Kufe halkı ve Kerbela ile İslam Ümmeti ve Gazze arasında bir fark gören var mı?
Ey mazeretlerin arkasına saklanan İslam Ümmeti, sizin Kufe halkından ne farkınız var? Kerbela cinayetinden bu yana, asırlardır hem katillere hem de seyirci kalanlara lanet okunuyor. Ey Kufe halkını kınayan ve lanetleyen İslam Ümmeti, öncelikle kendinizi kınamanız gerekmez mi? Madem Kufe halkı gibi davranacaktınız o halde bunca zaman Kufe halkına niye lanet ettiniz? Kufelilerin ölüm korkusunu ve dünya sevgisini mazeret olarak kabul etmezken; bu sebepler sizin için niye mazeret olsun? Onlara haram olan sizlere niye caiz olsun? Bugüne kadar gelen insanlar nasıl ki Kerbela’nın katillerine ve dilsiz şeytanlarına lanet ettiyse; bizden sonraki nesiller bu çağda yaşayanlara lanet etmeyecek mi?
Kıyamete kadar lanet ile anılmak istemeyen herkes, tüm imkân ve kabiliyetini seferber etsin.

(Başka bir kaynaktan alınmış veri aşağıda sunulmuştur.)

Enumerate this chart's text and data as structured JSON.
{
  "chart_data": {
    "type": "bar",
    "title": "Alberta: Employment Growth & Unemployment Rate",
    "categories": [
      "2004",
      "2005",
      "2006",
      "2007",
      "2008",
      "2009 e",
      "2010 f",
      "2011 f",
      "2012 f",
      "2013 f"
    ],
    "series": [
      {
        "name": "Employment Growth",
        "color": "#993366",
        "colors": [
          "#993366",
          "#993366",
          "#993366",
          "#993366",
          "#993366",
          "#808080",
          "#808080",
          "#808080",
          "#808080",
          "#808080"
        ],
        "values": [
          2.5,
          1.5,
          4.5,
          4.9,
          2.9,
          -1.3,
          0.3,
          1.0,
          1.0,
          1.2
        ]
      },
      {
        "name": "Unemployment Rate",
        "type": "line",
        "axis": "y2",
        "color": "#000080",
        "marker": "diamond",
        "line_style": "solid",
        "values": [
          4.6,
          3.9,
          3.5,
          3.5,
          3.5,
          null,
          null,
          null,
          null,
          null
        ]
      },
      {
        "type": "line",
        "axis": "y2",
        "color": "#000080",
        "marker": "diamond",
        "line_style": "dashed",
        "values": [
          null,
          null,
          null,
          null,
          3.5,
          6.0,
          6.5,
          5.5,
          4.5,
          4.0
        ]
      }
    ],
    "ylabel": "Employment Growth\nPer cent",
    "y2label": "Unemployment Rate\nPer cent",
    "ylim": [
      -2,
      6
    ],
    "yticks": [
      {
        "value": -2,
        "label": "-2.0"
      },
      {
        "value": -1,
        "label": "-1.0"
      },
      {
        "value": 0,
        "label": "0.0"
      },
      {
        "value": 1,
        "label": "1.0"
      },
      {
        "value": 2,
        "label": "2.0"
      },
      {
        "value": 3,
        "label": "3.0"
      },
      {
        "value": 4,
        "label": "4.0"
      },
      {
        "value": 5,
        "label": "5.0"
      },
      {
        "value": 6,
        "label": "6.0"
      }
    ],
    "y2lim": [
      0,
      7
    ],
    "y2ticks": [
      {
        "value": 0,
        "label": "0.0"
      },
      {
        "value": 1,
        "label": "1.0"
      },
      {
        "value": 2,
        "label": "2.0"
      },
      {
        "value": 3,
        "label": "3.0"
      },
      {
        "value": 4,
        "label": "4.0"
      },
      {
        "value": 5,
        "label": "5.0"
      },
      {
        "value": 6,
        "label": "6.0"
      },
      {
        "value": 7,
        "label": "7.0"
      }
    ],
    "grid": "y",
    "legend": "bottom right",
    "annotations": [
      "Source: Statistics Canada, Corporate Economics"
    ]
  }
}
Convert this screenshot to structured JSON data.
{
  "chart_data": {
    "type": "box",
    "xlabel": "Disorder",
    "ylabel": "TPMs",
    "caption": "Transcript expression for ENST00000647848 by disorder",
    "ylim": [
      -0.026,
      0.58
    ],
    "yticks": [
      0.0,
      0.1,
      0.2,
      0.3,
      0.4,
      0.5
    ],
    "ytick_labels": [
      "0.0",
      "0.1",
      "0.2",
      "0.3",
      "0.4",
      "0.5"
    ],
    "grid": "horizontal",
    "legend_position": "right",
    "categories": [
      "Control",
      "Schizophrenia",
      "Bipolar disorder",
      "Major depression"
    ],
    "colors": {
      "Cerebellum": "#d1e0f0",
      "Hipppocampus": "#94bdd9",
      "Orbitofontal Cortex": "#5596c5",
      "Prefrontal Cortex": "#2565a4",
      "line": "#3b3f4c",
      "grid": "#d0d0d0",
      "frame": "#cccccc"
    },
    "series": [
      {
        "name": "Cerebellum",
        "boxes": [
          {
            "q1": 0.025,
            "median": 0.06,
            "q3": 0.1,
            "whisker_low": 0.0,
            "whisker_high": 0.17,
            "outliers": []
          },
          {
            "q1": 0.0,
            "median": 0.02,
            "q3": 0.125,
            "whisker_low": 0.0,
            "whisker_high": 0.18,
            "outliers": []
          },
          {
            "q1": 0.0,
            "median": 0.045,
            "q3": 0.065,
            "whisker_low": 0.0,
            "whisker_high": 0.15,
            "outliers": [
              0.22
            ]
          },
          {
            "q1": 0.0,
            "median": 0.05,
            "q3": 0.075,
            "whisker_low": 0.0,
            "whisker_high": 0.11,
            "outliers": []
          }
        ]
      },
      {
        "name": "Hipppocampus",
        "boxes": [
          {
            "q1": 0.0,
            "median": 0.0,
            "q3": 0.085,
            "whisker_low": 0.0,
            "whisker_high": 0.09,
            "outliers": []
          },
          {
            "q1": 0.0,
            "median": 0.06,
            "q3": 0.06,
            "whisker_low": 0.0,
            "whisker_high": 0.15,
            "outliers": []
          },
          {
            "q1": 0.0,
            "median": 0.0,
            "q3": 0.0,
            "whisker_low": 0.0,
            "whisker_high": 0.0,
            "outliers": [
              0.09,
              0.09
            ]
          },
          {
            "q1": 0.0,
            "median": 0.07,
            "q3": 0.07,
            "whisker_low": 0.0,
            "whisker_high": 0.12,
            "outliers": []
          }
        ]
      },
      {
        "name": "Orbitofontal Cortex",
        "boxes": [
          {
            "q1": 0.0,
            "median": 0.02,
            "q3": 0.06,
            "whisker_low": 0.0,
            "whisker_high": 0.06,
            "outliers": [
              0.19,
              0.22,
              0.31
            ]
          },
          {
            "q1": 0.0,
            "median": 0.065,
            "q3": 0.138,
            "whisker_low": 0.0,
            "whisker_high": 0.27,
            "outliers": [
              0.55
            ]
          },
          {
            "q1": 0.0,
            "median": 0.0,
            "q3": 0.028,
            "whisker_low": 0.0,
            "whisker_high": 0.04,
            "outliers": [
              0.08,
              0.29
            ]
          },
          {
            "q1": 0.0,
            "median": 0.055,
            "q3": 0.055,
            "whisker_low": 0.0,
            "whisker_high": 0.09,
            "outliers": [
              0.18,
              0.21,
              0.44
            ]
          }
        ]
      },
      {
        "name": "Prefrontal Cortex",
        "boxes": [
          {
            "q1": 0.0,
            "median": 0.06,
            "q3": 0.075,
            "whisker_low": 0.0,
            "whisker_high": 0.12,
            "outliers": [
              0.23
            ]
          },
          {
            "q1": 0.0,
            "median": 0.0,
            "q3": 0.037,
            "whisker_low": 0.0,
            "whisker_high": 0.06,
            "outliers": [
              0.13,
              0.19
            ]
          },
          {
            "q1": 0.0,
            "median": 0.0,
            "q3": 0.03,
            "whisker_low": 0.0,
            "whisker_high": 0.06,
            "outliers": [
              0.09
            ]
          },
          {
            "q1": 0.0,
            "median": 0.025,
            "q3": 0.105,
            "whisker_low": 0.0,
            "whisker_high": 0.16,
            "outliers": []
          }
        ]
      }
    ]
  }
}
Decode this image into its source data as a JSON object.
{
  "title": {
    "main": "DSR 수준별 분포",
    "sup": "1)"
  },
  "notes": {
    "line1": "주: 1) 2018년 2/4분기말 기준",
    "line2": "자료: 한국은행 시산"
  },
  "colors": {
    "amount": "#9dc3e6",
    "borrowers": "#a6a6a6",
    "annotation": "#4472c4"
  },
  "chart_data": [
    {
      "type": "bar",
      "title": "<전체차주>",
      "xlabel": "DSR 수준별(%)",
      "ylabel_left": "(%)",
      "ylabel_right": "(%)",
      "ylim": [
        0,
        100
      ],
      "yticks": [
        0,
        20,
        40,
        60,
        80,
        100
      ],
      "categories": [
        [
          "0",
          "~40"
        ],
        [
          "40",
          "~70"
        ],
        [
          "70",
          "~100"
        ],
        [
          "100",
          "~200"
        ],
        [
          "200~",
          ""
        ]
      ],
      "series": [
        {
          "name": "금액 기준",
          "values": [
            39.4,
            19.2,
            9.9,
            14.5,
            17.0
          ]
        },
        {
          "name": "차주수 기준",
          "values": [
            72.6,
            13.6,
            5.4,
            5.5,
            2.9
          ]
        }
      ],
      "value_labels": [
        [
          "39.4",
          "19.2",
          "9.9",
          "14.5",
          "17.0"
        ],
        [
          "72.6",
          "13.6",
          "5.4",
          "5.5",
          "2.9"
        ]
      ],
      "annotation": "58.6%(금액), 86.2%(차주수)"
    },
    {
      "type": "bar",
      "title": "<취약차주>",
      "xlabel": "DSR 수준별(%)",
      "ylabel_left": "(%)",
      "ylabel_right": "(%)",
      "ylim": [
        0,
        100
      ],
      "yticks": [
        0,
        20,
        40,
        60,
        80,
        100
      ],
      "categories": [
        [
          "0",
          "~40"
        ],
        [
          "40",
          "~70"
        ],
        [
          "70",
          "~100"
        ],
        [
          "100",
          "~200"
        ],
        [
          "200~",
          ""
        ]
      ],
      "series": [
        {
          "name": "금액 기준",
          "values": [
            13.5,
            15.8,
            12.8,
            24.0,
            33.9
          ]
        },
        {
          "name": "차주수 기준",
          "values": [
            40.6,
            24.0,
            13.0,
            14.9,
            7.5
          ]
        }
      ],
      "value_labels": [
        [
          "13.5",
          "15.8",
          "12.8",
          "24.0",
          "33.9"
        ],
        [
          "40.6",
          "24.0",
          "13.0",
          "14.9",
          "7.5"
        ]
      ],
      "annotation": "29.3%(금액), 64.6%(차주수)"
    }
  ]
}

Moğollara ve Haçlılara karşı direnmeyen ve teslim olan o zamanın insanlarından ne farkımız var? O zamanki Müslümanların ruh haline ve teslimiyetine hayret ediyoruz ama aynı şeyleri fazlasıyla biz yapıyoruz. Tarihte Moğollara direnmeyen, teslim olan; hatta işbirliği yapanları kınıyoruz. Direnen aziz kahramanları da hayır ile yad ediyoruz. O karamanlar olmasaydı, o zulümler belki de bugüne değin devam edecekti. Onlarca yıl süren zulüm ve katliamlar, yiğit toplulukların ayağa kalkmasıyla son buldu. Moğollardan ve Haçlılardan korkmayan ve adeta onların gücünü ilahlaştırmayan, Aziz ve Celil olan Allah’ın gücüne iman edenler, Moğolları ve Haçlıları hezimete uğrattı. Çağımızın Moğollarına ve Haçlılarına, Çağdaş Nazilere boyun eğenler, bu gün zillet içerisinde yaşayacakları gibi, tarihin de onursuzlar tarafında yer alacaktır.
Zalim Yezidi ve Kufe halkını kınayanlar, işte Kerbela ve işte çağımızın Hüseyinleri…
Hüseyinler, asrımızın Kerbela’sı Gazze’de kuşatma altına alınmış. 50 bin civarında şehit, on binlerce kayıp ve yüz binlerce yaralı… Virane olmuş bir belde. Her İslam beldesi namustur. İşte talan edilen bir namus ve kurşun ağırlığınca bir zillet sessizliği… Elbette İslam Ümmetinin yiğit evlatlarını ve yeryüzünün onurlu insanlarını tenzih ediyoruz. Tarihe Kufe ehli gibi geçip gelecek nesillerin lanetine maruz kalmamak ve Aziz ve Celil olan Allah’ın huzuruna kara bir yüz ile çıkmamak için ayağa kalkmak gerekir. Zararın neresinden dönülürse iyidir.
Çocuklar, bombalarla paramparça oluyor; mazlum siviller diri diri yakılıyor. Hem de bütün dünyanın gözü önünde. İşte Müslüman kanı, Müslümanların zilletinden dolayı bu kadar ucuzlamış. Geçen gün kamuoyuna yansıyan bir görüntü, aslında İslam Ümmeti’nin zilletinin görüntüsü idi. Şehit naaşları, sokak hayvanları tarafından yeniliyordu. Adeta kanımız dondu ve Müslümanlığımızdan utandık. Gözlerimiz önünde naaşları parçalanan bu aziz şehitlerin durumu, Yezid tarafından mübarek kafası kesilen İmam Hüseynin durumu gibidir. O dönem mazeretlere sığınan Kufe halkı nasıl dilsiz şeytan olarak tarihe geçti ise bu zamanın zelilleri de dilsiz şeytan olarak tarihe geçecektir.
Susmayanlara, direnenlere, mazlumun sesi ve nefesi olan yiğit ve onurlu insanlara da selam olsun.